Tuesday, 7 August 2012

Romeo & Juliet - The Balcony Scene

How Does Shakespeare present idyllic
teenage love in the Balcony Scene?


Romeo and Juliet is a play about teenage love that breaks through the conflict of two families, the Montagues and the Capulets. Act II scene 2 - or the balcony scene - one of the best-known scenes in all of Shakespeare, symbolises many of the broader themes of this play. The scene is set at the Capulets’ mansion, where Romeo has climbed over the orchard wall (despite the fact if the guards find him they will kill him) into the estate, where he finds himself underneath Juliet’s balcony. The balcony scene is an important part of the story. It tells us more about the characters and their personalities, and what they are willing to do for each other. Before this scene, we have seen the party, where Romeo and Juliet first met and supposedly fall in love. This is an example of Shakespeare’s portrayal of idyllic love; they have only just met and already Romeo is putting his life at risk just to see his ‘love’. At the end of the scene, Romeo goes to see a friend of his, Friar Lawrence about getting married to Juliet. As we know from the prelude that both Romeo and Juliet are going to die, so we can understand that this is a cause to their deaths and that Romeo is unwittingly compounding the problem.

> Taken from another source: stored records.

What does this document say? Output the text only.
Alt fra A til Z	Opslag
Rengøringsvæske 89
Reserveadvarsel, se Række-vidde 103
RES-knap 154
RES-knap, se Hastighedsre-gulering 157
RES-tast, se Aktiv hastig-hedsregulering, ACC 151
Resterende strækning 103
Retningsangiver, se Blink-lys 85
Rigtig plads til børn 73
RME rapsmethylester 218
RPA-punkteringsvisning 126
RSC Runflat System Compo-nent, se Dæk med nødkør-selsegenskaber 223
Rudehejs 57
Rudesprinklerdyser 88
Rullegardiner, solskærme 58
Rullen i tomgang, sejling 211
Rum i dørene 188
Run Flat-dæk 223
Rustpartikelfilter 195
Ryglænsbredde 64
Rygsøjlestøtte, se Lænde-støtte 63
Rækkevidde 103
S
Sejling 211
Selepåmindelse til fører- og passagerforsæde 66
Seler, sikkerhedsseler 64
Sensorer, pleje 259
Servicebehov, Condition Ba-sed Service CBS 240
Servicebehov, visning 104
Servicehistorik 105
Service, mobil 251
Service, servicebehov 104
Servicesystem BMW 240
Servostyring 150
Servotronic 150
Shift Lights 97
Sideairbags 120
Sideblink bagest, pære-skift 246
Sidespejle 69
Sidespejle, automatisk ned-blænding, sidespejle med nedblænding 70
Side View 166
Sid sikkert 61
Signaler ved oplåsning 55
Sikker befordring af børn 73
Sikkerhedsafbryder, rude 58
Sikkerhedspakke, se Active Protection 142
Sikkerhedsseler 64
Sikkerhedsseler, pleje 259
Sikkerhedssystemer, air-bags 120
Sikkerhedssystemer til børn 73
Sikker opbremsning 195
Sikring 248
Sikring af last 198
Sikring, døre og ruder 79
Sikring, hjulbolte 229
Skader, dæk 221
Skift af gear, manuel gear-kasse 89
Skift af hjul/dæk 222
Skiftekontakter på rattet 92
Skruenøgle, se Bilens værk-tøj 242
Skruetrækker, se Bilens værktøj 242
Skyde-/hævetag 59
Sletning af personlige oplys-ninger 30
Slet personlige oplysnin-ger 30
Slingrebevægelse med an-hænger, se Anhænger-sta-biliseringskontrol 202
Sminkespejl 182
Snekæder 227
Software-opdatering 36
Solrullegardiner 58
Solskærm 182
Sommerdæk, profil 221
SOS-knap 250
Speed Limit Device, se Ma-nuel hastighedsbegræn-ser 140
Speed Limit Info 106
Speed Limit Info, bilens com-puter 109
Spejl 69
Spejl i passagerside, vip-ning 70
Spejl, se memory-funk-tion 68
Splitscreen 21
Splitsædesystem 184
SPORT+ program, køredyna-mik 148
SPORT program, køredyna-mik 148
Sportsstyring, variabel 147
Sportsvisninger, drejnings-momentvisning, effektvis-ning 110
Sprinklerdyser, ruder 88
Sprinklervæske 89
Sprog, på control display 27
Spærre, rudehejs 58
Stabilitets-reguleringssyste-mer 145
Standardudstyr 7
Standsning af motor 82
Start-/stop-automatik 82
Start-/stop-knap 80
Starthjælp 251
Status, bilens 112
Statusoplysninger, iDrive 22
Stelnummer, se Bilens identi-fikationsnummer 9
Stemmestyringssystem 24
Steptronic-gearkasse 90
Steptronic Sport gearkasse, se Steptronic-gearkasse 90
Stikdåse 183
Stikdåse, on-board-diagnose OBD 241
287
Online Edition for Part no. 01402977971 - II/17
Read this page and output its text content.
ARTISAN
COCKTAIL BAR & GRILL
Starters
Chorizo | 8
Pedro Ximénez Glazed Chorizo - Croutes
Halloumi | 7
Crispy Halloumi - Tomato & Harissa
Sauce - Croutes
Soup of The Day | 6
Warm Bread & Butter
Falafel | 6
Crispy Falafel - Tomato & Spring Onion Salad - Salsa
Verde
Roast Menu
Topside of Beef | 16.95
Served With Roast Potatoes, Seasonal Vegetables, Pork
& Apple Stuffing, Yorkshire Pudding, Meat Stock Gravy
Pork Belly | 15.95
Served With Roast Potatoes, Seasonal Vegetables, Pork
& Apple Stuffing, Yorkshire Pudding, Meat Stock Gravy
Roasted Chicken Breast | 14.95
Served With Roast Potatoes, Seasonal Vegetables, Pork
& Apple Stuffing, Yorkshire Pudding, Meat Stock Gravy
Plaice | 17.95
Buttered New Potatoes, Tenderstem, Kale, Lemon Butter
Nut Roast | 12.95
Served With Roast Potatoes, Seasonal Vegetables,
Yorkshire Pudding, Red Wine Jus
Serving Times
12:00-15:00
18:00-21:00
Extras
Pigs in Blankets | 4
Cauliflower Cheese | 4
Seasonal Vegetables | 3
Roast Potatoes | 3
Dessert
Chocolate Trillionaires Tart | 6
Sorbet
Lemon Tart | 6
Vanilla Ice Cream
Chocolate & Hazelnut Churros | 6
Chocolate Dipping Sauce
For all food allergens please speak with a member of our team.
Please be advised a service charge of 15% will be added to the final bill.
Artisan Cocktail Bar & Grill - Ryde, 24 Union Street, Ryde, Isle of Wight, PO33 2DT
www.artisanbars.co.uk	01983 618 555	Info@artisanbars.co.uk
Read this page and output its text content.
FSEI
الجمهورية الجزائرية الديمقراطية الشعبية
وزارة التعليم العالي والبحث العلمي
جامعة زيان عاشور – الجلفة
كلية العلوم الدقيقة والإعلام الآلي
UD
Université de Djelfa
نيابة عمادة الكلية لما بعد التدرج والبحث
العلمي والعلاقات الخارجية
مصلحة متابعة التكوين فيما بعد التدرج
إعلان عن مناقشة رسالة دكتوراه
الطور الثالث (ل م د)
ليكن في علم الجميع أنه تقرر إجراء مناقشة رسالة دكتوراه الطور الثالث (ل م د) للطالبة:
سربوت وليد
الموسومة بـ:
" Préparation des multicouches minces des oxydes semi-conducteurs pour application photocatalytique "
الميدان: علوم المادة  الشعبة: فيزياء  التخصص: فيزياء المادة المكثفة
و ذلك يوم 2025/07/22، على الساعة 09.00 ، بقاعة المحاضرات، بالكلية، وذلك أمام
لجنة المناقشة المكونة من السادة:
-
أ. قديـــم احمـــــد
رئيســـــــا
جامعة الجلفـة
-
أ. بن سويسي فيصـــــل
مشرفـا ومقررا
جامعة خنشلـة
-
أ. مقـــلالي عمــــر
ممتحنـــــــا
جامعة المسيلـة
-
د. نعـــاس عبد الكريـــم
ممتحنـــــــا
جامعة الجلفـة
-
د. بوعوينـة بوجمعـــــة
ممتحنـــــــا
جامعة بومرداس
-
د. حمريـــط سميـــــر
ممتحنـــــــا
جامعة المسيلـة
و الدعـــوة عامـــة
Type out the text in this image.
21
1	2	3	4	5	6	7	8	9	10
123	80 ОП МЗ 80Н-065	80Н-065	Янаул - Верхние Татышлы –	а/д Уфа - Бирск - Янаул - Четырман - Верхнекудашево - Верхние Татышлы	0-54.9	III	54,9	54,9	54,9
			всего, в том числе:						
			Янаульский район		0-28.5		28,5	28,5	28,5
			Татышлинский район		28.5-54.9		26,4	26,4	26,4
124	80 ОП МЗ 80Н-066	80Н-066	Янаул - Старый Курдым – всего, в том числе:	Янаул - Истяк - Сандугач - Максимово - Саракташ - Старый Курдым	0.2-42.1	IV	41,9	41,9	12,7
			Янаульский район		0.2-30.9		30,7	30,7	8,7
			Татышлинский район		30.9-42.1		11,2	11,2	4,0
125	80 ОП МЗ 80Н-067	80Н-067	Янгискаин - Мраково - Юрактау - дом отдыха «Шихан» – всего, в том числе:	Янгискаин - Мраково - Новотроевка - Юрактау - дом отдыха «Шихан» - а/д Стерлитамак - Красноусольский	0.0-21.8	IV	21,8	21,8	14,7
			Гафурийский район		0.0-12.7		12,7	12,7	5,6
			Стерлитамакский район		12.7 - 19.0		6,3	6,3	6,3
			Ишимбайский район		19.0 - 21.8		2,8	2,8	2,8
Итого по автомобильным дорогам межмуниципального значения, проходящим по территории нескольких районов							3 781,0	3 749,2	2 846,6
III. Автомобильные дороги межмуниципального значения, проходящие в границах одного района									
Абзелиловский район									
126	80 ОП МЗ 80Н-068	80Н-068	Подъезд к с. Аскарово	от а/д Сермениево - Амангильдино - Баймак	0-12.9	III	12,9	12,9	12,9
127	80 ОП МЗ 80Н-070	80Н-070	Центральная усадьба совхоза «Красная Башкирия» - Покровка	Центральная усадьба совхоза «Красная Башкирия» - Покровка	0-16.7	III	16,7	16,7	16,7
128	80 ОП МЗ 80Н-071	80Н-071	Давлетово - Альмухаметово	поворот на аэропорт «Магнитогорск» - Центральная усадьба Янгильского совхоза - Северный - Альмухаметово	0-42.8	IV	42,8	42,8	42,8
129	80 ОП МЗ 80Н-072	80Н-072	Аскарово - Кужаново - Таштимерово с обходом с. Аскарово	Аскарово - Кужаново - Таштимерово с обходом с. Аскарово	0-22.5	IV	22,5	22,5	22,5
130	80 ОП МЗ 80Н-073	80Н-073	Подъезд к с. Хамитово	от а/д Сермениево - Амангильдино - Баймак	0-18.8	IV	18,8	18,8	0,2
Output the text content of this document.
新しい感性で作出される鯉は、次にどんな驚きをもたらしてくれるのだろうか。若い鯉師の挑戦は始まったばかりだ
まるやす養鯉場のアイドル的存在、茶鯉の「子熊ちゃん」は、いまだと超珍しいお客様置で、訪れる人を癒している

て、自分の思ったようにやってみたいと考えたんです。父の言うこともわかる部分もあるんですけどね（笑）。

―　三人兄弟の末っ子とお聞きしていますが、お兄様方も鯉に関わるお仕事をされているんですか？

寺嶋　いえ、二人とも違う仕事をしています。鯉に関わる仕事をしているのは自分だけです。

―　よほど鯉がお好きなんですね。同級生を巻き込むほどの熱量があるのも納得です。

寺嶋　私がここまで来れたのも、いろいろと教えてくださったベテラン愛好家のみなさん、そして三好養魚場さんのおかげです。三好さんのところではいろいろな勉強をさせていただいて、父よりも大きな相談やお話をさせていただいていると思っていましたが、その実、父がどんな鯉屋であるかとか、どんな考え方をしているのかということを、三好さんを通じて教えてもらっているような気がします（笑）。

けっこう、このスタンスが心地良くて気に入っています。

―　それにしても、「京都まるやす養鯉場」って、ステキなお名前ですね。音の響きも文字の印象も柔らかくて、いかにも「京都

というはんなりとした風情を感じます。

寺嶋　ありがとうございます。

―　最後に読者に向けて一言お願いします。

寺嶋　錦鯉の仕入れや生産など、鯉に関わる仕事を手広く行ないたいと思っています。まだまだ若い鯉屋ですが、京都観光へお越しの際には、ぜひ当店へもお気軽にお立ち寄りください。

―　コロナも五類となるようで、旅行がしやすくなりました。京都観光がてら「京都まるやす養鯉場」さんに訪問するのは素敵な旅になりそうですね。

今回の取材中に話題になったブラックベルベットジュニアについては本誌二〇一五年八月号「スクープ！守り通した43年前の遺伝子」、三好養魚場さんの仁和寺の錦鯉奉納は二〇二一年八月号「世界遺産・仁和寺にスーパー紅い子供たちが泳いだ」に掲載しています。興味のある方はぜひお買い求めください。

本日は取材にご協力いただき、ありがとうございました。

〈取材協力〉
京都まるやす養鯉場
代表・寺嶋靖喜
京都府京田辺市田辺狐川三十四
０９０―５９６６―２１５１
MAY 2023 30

Scene 2 comes immediately after a particularly short episode with the cynic, Mercutio and after all the action of the party, Romeo on stage alone would have a powerful theatrical effect on the audience who would now be especially attentive. It opens with Romeo’s soliloquy, which is littered with exaggerated speech. The soliloquy is a dramatic tool used so that characters can share their feelings with the audience and here Romeo expresses the extent to which Juliet has affected him. His extravagant phrases compare Juliet to the sun radiating ‘a stream so bright/ That birds would sing and think it were not night’. This rhyming couplet is a fairly banal cliché and the epic imagery – the frequent reference to stars and heaven – are an exaggeration of the girl he has met but once. This imagery also tells us of the distance he feels between her because of the social status that separates them; their families are at bitter war. This soliloquy also gives us an insight into Romeo’s character. We can see here that he is somewhat immature, and despite having sworn his love for Rosaline at the beginning of the play, after meeting a girl once at a party he has already got over this and is after the next woman. This presents teenage love and gives us the impression that even though Romeo swears his love for Juliet, it still may only be a phase, which he may get over that very weekend. The use of the balcony is significant here as well. It shows that Romeo is looking up to Juliet, and she is above him not only in social status, but also in maturity.

Before Romeo reveals himself to Juliet, we hear her talking about Romeo and describing the frustration she feels that they may never be able to be lovers and will always be separated by their families quarrel. This shows that she is only imagining what could have been and is considering the consequences and obstacles of their love, whereas Romeo does not dwell on these and without any hesitation he is risking his life for this girl. This compares their characters and shows us that although Juliet is only fourteen and three years Romeo’s younger, she is still thinking ahead about the long term-effects their love can instigate. She is taking into account the families argument, and the punishments issued by the Prince that states any agitator of violence can be sentenced to death; a punishment she would surely not want to be given to any of her family or her love. She also sees her boundaries, and recognises that her and Romeo are at different ends of the spectrum; two ends that are never meant to meet and only the most severe consequences will emerge if they do. This is why she refers to Romeo’s heritage, and she questions why he is a Montague. She does not mention the name Montague, however, which can show that maybe she is so frustrated about it that she does not want to remind herself of his name, and so she can just think about her Romeo, the romantic boy that is not like her families enemy. She then goes on to say how she would be willing to change her name, if he would only swear his love for her.